Lawyers at the Crown Prosecution Service said there was no evidence that could prove to a jury that the guards used
illegal or deadly force.
Mr Mubenga, who was being deported after serving a jail sentence for causing actual bodily harm, died of a cardiac arrest after the guards restrained him while putting him aboard an aircraft at Heathrow.
The death of the father of five in October 2010 provoked a wave of protest and G4S was stripped of the Home Office contract to supervise removals of deportees shortly afterwards.
Yesterday his widow Adrienne Makenda Kambana said the three guards had escaped the law.
‘We are distraught my husband has been taken away from me and my children have lost their father,’ she said.
The Crown Prosecution Service considered four possible charges that could have been brought against the three guards over 46-year-old Mr Mubenga’s cardiorespiratory collapse. In all cases lawyers considered there was not enough evidence to prove their guilt to a jury.
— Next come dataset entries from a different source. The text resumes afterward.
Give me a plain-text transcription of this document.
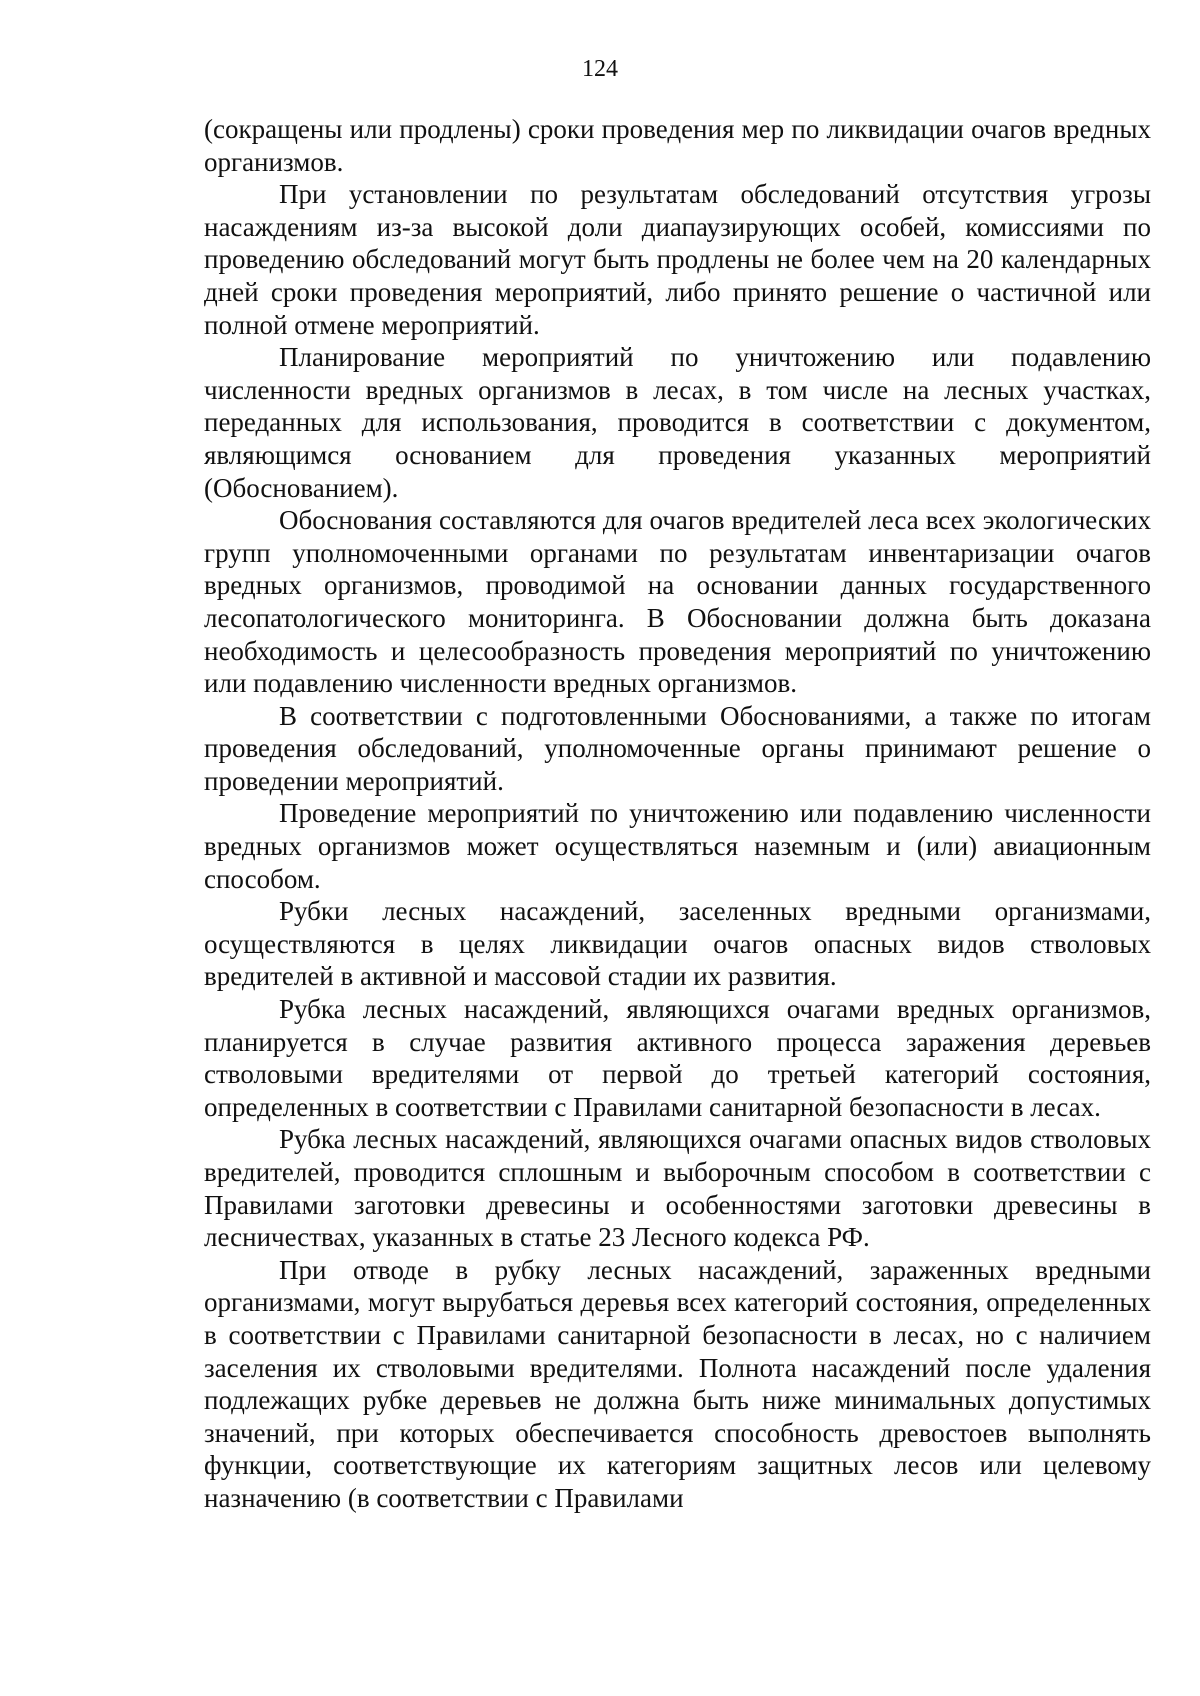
124

(сокращены или продлены) сроки проведения мер по ликвидации очагов вредных организмов.

При установлении по результатам обследований отсутствия угрозы насаждениям из-за высокой доли диапаузирующих особей, комиссиями по проведению обследований могут быть продлены не более чем на 20 календарных дней сроки проведения мероприятий, либо принято решение о частичной или полной отмене мероприятий.

Планирование мероприятий по уничтожению или подавлению численности вредных организмов в лесах, в том числе на лесных участках, переданных для использования, проводится в соответствии с документом, являющимся основанием для проведения указанных мероприятий (Обоснованием).

Обоснования составляются для очагов вредителей леса всех экологических групп уполномоченными органами по результатам инвентаризации очагов вредных организмов, проводимой на основании данных государственного лесопатологического мониторинга. В Обосновании должна быть доказана необходимость и целесообразность проведения мероприятий по уничтожению или подавлению численности вредных организмов.

В соответствии с подготовленными Обоснованиями, а также по итогам проведения обследований, уполномоченные органы принимают решение о проведении мероприятий.

Проведение мероприятий по уничтожению или подавлению численности вредных организмов может осуществляться наземным и (или) авиационным способом.

Рубки лесных насаждений, заселенных вредными организмами, осуществляются в целях ликвидации очагов опасных видов стволовых вредителей в активной и массовой стадии их развития.

Рубка лесных насаждений, являющихся очагами вредных организмов, планируется в случае развития активного процесса заражения деревьев стволовыми вредителями от первой до третьей категорий состояния, определенных в соответствии с Правилами санитарной безопасности в лесах.

Рубка лесных насаждений, являющихся очагами опасных видов стволовых вредителей, проводится сплошным и выборочным способом в соответствии с Правилами заготовки древесины и особенностями заготовки древесины в лесничествах, указанных в статье 23 Лесного кодекса РФ.

При отводе в рубку лесных насаждений, зараженных вредными организмами, могут вырубаться деревья всех категорий состояния, определенных в соответствии с Правилами санитарной безопасности в лесах, но с наличием заселения их стволовыми вредителями. Полнота насаждений после удаления подлежащих рубке деревьев не должна быть ниже минимальных допустимых значений, при которых обеспечивается способность древостоев выполнять функции, соответствующие их категориям защитных лесов или целевому назначению (в соответствии с Правилами
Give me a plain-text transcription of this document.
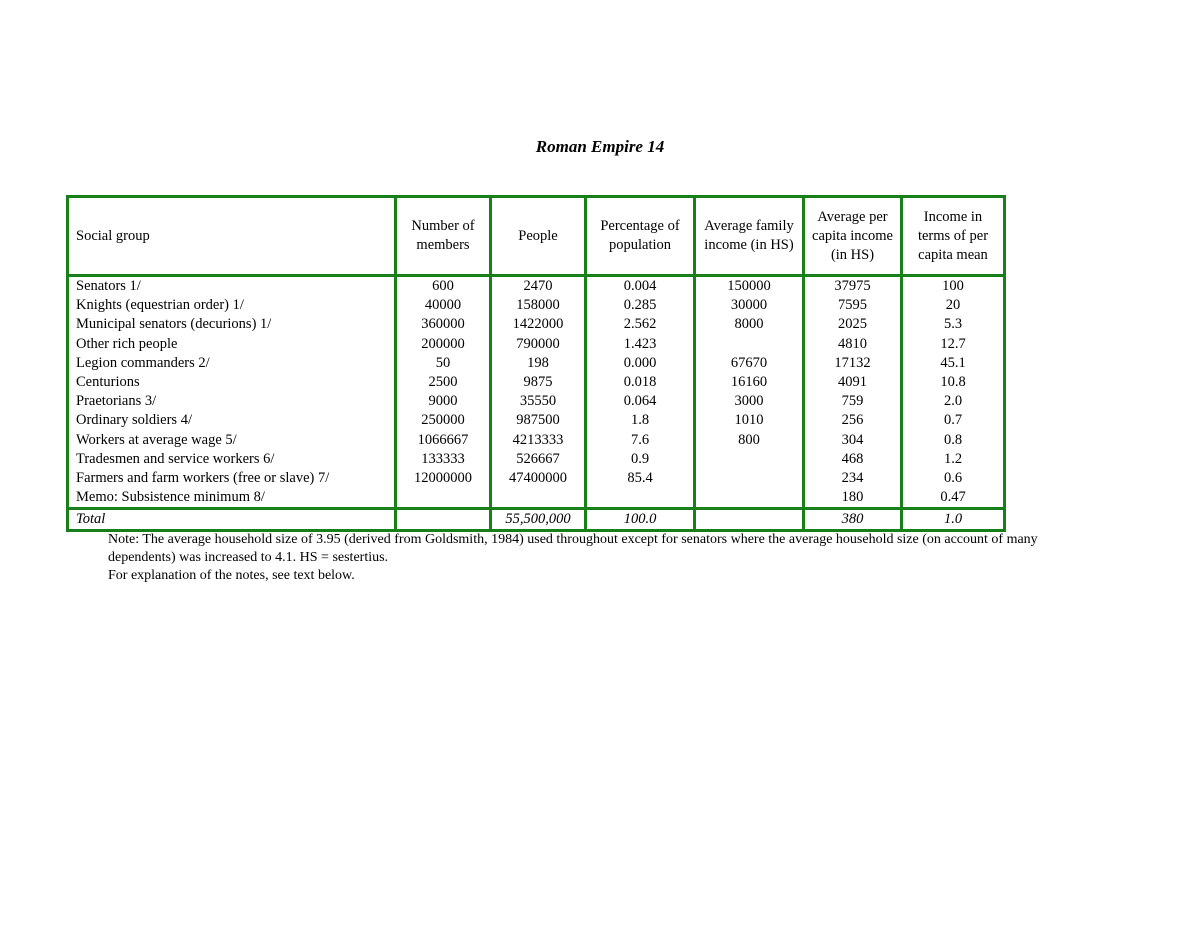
Roman Empire 14
Social group	Number of members	People	Percentage of population	Average family income (in HS)	Average per capita income (in HS)	Income in terms of per capita mean
Senators 1/	600	2470	0.004	150000	37975	100
Knights (equestrian order) 1/	40000	158000	0.285	30000	7595	20
Municipal senators (decurions) 1/	360000	1422000	2.562	8000	2025	5.3
Other rich people	200000	790000	1.423		4810	12.7
Legion commanders 2/	50	198	0.000	67670	17132	45.1
Centurions	2500	9875	0.018	16160	4091	10.8
Praetorians 3/	9000	35550	0.064	3000	759	2.0
Ordinary soldiers 4/	250000	987500	1.8	1010	256	0.7
Workers at average wage 5/	1066667	4213333	7.6	800	304	0.8
Tradesmen and service workers 6/	133333	526667	0.9		468	1.2
Farmers and farm workers (free or slave) 7/	12000000	47400000	85.4		234	0.6
Memo: Subsistence minimum 8/					180	0.47
Total		55,500,000	100.0		380	1.0

Note: The average household size of 3.95 (derived from Goldsmith, 1984) used throughout except for senators where the average household size (on account of many dependents) was increased to 4.1. HS = sestertius.

For explanation of the notes, see text below.
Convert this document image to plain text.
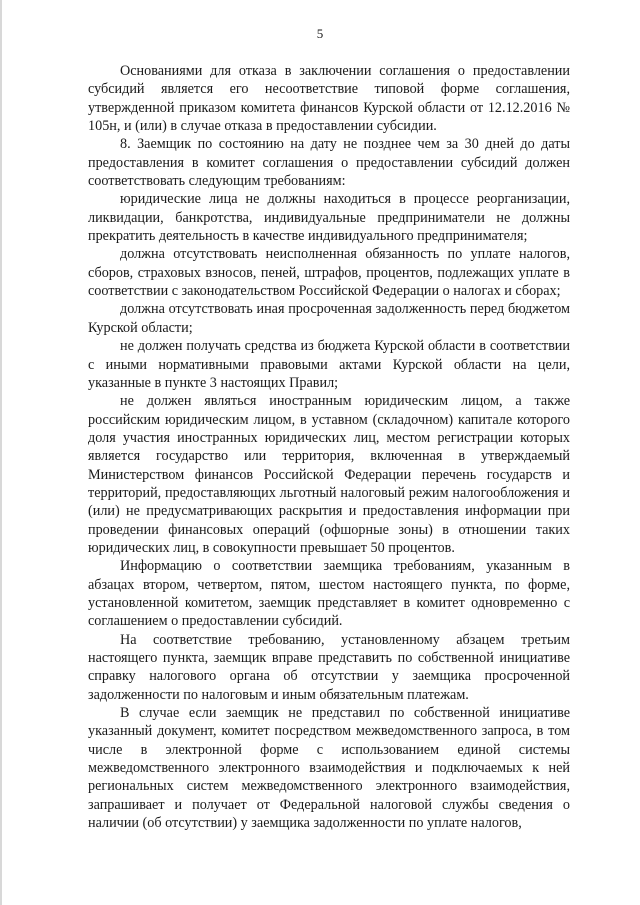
5

Основаниями для отказа в заключении соглашения о предоставлении субсидий является его несоответствие типовой форме соглашения, утвержденной приказом комитета финансов Курской области от 12.12.2016 № 105н, и (или) в случае отказа в предоставлении субсидии.

8. Заемщик по состоянию на дату не позднее чем за 30 дней до даты предоставления в комитет соглашения о предоставлении субсидий должен соответствовать следующим требованиям:

юридические лица не должны находиться в процессе реорганизации, ликвидации, банкротства, индивидуальные предприниматели не должны прекратить деятельность в качестве индивидуального предпринимателя;

должна отсутствовать неисполненная обязанность по уплате налогов, сборов, страховых взносов, пеней, штрафов, процентов, подлежащих уплате в соответствии с законодательством Российской Федерации о налогах и сборах;

должна отсутствовать иная просроченная задолженность перед бюджетом Курской области;

не должен получать средства из бюджета Курской области в соответствии с иными нормативными правовыми актами Курской области на цели, указанные в пункте 3 настоящих Правил;

не должен являться иностранным юридическим лицом, а также российским юридическим лицом, в уставном (складочном) капитале которого доля участия иностранных юридических лиц, местом регистрации которых является государство или территория, включенная в утверждаемый Министерством финансов Российской Федерации перечень государств и территорий, предоставляющих льготный налоговый режим налогообложения и (или) не предусматривающих раскрытия и предоставления информации при проведении финансовых операций (офшорные зоны) в отношении таких юридических лиц, в совокупности превышает 50 процентов.

Информацию о соответствии заемщика требованиям, указанным в абзацах втором, четвертом, пятом, шестом настоящего пункта, по форме, установленной комитетом, заемщик представляет в комитет одновременно с соглашением о предоставлении субсидий.

На соответствие требованию, установленному абзацем третьим настоящего пункта, заемщик вправе представить по собственной инициативе справку налогового органа об отсутствии у заемщика просроченной задолженности по налоговым и иным обязательным платежам.

В случае если заемщик не представил по собственной инициативе указанный документ, комитет посредством межведомственного запроса, в том числе в электронной форме с использованием единой системы межведомственного электронного взаимодействия и подключаемых к ней региональных систем межведомственного электронного взаимодействия, запрашивает и получает от Федеральной налоговой службы сведения о наличии (об отсутствии) у заемщика задолженности по уплате налогов,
Senior Crown Advocate Gaon Hart said that in order to secure a conviction for gross negligence manslaughter a prosecution would have to prove that the victim was held bent over with his head either on or below his knees for enough time to show it was the actions of the security guards alone that had caused the death.
Mr Hart said that there were ‘conflicting witness accounts of the manner in which Mr Mubenga was restrained.
‘No witness had an unrestricted or uninterrupted view of what happened, and there is no clear picture of what happened in that key window of time to be able to convince a court that Mr Mubenga was held in the “severely splinted” position for a sufficient period of time.’
He said there had been a breach of duty by the guards, but the way Mr Mubenga was held was not severe enough for a prosecution.